Before adopting your four-legged friend

Allison Schrader

There’s nothing like a bringing home a new bundle of furry joy. Picking out a cat or dog to adopt is an exciting decision and one that should be taken seriously. A few years ago, my (not entirely sober) friend brought home a kitten from a cardboard box on a whim. Although her intentions were good, this is not the ideal way to adopt a pet. Here are some things to keep in mind, suggested by ASPCA, before adopting a four-legged friend.

1. Pets are a long-term commitment

Sometimes when people adopt a dog or a cat, they don’t fully realize the level of dedication this requires. Most dogs live between 10 to 15 years, and cats can live to be 20! Think of everything in your life that can change in two decades – moves, jobs, children, mid-life crises, etc.

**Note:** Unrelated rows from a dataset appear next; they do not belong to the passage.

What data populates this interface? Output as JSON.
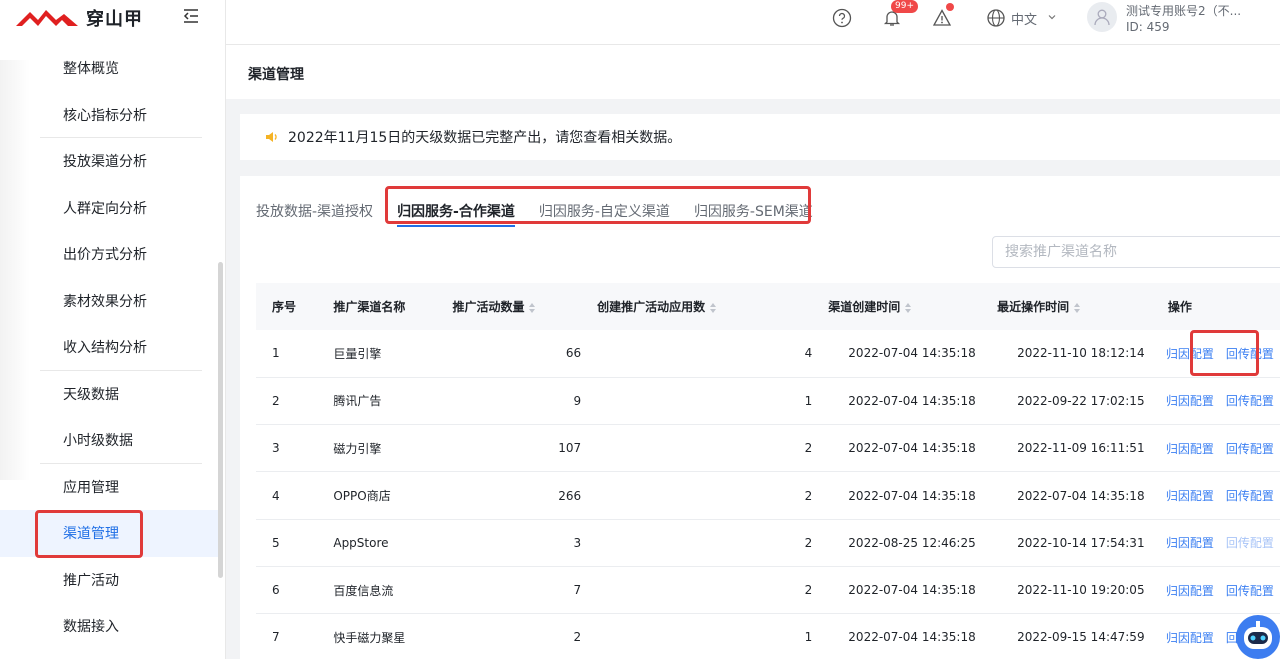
{
  "app": {
    "brand_name": "穿山甲"
  },
  "sidebar": {
    "items": [
      {
        "label": "整体概览"
      },
      {
        "label": "核心指标分析"
      },
      {
        "label": "投放渠道分析"
      },
      {
        "label": "人群定向分析"
      },
      {
        "label": "出价方式分析"
      },
      {
        "label": "素材效果分析"
      },
      {
        "label": "收入结构分析"
      },
      {
        "label": "天级数据"
      },
      {
        "label": "小时级数据"
      },
      {
        "label": "应用管理"
      },
      {
        "label": "渠道管理"
      },
      {
        "label": "推广活动"
      },
      {
        "label": "数据接入"
      }
    ],
    "active_index": 10
  },
  "header": {
    "notification_badge": "99+",
    "language": "中文",
    "account_name": "测试专用账号2（不...",
    "account_id": "ID: 459"
  },
  "page": {
    "title": "渠道管理",
    "notice": "2022年11月15日的天级数据已完整产出，请您查看相关数据。"
  },
  "tabs": [
    {
      "label": "投放数据-渠道授权"
    },
    {
      "label": "归因服务-合作渠道"
    },
    {
      "label": "归因服务-自定义渠道"
    },
    {
      "label": "归因服务-SEM渠道"
    }
  ],
  "search": {
    "placeholder": "搜索推广渠道名称"
  },
  "table": {
    "headers": {
      "index": "序号",
      "name": "推广渠道名称",
      "campaigns": "推广活动数量",
      "apps": "创建推广活动应用数",
      "created": "渠道创建时间",
      "updated": "最近操作时间",
      "ops": "操作"
    },
    "rows": [
      {
        "index": "1",
        "name": "巨量引擎",
        "campaigns": "66",
        "apps": "4",
        "created": "2022-07-04 14:35:18",
        "updated": "2022-11-10 18:12:14",
        "op1": "归因配置",
        "op2": "回传配置"
      },
      {
        "index": "2",
        "name": "腾讯广告",
        "campaigns": "9",
        "apps": "1",
        "created": "2022-07-04 14:35:18",
        "updated": "2022-09-22 17:02:15",
        "op1": "归因配置",
        "op2": "回传配置"
      },
      {
        "index": "3",
        "name": "磁力引擎",
        "campaigns": "107",
        "apps": "2",
        "created": "2022-07-04 14:35:18",
        "updated": "2022-11-09 16:11:51",
        "op1": "归因配置",
        "op2": "回传配置"
      },
      {
        "index": "4",
        "name": "OPPO商店",
        "campaigns": "266",
        "apps": "2",
        "created": "2022-07-04 14:35:18",
        "updated": "2022-07-04 14:35:18",
        "op1": "归因配置",
        "op2": "回传配置"
      },
      {
        "index": "5",
        "name": "AppStore",
        "campaigns": "3",
        "apps": "2",
        "created": "2022-08-25 12:46:25",
        "updated": "2022-10-14 17:54:31",
        "op1": "归因配置",
        "op2": "回传配置"
      },
      {
        "index": "6",
        "name": "百度信息流",
        "campaigns": "7",
        "apps": "2",
        "created": "2022-07-04 14:35:18",
        "updated": "2022-11-10 19:20:05",
        "op1": "归因配置",
        "op2": "回传配置"
      },
      {
        "index": "7",
        "name": "快手磁力聚星",
        "campaigns": "2",
        "apps": "1",
        "created": "2022-07-04 14:35:18",
        "updated": "2022-09-15 14:47:59",
        "op1": "归因配置",
        "op2": "回传配置"
      }
    ]
  },
  "colors": {
    "accent": "#1f6fe6",
    "link": "#3b7ff2",
    "highlight": "#e03a3a",
    "badge": "#f04848"
  }
}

Keep in mind that your new furry friend will be in your life through all of these changes, and you’re responsible for its well-being no matter what challenges head your way.

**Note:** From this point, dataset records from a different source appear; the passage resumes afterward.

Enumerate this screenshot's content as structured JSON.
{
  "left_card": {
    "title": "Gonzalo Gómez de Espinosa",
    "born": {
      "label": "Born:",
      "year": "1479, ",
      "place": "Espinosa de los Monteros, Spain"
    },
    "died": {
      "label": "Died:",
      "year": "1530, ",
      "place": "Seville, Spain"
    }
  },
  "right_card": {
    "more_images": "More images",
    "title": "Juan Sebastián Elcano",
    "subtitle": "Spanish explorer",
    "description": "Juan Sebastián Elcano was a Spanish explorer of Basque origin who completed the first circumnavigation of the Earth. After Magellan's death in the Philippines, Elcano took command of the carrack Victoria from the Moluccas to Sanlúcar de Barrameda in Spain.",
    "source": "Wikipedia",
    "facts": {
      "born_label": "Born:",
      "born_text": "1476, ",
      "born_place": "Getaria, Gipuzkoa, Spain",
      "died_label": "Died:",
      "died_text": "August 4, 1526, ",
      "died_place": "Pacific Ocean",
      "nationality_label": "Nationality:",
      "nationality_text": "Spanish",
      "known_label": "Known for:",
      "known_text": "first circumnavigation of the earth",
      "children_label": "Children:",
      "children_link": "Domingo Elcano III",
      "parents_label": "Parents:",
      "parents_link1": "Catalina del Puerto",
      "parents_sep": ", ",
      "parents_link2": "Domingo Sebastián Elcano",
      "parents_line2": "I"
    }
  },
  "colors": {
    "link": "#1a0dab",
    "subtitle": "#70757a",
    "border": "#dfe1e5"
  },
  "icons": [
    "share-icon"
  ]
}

2. Research which breeds fit your lifestyle

Most people are aware that there is a huge difference between a Pit Bull and a Pekingese, but it’s important to know what kind of pet you will be adopting. Different breeds require different environments, grooming, health care, training, and attention. Some breeds, both dog and cat, are not suggested for households with small children or families who live in apartments. Although every animal is an individual, certain personality traits are shared within most breeds. Do a little a research before making a decision on which breed is right for you.

3. Pets cost money (and lots of it)

Just like humans, animals need health care, too. Veterinary services can add up quickly. Be prepared to take your pet in to the vet at least once a year – and this is a conservative minimum. Anyone who’s had pets knows they can’t help but get into trouble. Every time Fido swallows a condom (true story), every time Fluffy gets a fishhook stuck in her lip (another true story), a trip to the vet is necessary – and expensive. Don’t forget about food, toys, collars, grooming services, and kitty litter. Bottom line: your financial responsibilities don’t end with the adoption fee. Check out this pet care cost estimator from the ASPCA.

4. Pets require training

It’s irresponsible as a pet owner not to train your dog. Not only does this make your life harder, but it makes life harder for your pooch and others around you. Who wants to listen to a dog barking next door all afternoon, or be mauled by an overly excited, slobbering canine at a friend’s front door? The answer is no one. The earlier you start training your dog, the better. And even though cats can’t exactly be trained the same way that dogs can, there are steps you can take with litter box usage and scratching to evade future problems.